I checked this week and there are over 24,000 OSU students on Facebook. That's a lot of students that are already part of a community we can join. Our foray into Facebook began a few years back. My boss and I were at presentation on Millennials. We came back and she told me to go figure out the Facebook thing the kids are using. I logged on, built my profile invited a couple friends and started looking for other people who were talking about the library.
For while, we really just lurked, and that a great way to learn about the culture before you invest too much. I was really excited to see how many people were already talking about the Library and were already building their own groups around a Library-theme. It gave me confidence that this would be a good place to try to connect with people.
We started by placing ads with Facebook. It's a great place to start experimenting with online ads, because they make it very easy. You can customize who see your ads and can choose between pay per click fee structure or a pay per impression fee structure. Facebook will track for you how many impressions and clicks you get each day.
Then Facebook started their business pages. Until that point an organization was not allowed to have a profile. So we started researching how we could make this work. My staff and I looked at every other Library business page out there and took notes on what we liked, what we didn't, how many fans the other libraries had. We used this information to brainstorm ideas of our own and we started putting together a page.
This is a good time to mention how helpful it is to identify existing expertise in your organization. Many of the new tools you're thinking about implementing for your organization are already being used by someone who works with you. It will be worth your while to spend the time to find those people and employ their help. I have a young staff in the communications office. Four people work for me and they are all in their 20s. Facebook is their world, so I really just handed this project over to them and encouraged them to be creative and experiment.
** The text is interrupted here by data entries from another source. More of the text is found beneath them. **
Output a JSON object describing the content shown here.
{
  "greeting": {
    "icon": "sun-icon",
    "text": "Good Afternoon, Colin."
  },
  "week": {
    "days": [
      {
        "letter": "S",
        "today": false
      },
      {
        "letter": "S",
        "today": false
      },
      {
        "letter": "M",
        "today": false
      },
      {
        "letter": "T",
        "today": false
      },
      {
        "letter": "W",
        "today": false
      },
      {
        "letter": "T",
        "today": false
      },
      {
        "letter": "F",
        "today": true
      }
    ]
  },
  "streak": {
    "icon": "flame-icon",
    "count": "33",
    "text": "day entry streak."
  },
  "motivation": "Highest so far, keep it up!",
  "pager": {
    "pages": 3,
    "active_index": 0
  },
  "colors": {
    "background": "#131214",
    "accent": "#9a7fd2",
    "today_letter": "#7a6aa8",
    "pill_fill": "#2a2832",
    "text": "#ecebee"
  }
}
We have all the basic information on the page: hours, contact info. some photos. We post notes: there are couple right now about upcoming hours changes, there are links to our Chat & IM services, create event pages, and occasionally we send out notice to our fans. And we still have so many good ideas we'd like to implement. With social media it's an ongoing time commitment, you have to update and keep things fresh. It's never going to be done, that's something you have to get comfortable with.
For our office and what we do, the one feature that has been the most useful for us is the event pages. Any of the administrators can go in and create an event for the library. The event basically gets its own Facebook profile. You can upload photos, we usually post the invitation or a print ad we've already used, you can link press releases or external sites about the topic or speaker, and there's a wall where guests can talk about the event.
Then you invite people. The response I got from the first event I created for the Library blew me away. It was 3 days before the event when I posted the page and invited 24 friends. By noon the day of the event over 900 invitations had been distributed. Now, I'm not going to try to tell you 900 people showed up, in fact the vast majority declined. We had about 24 yeses and 50 maybes. But it was an amazing example of how quickly and how far our message went by using this network."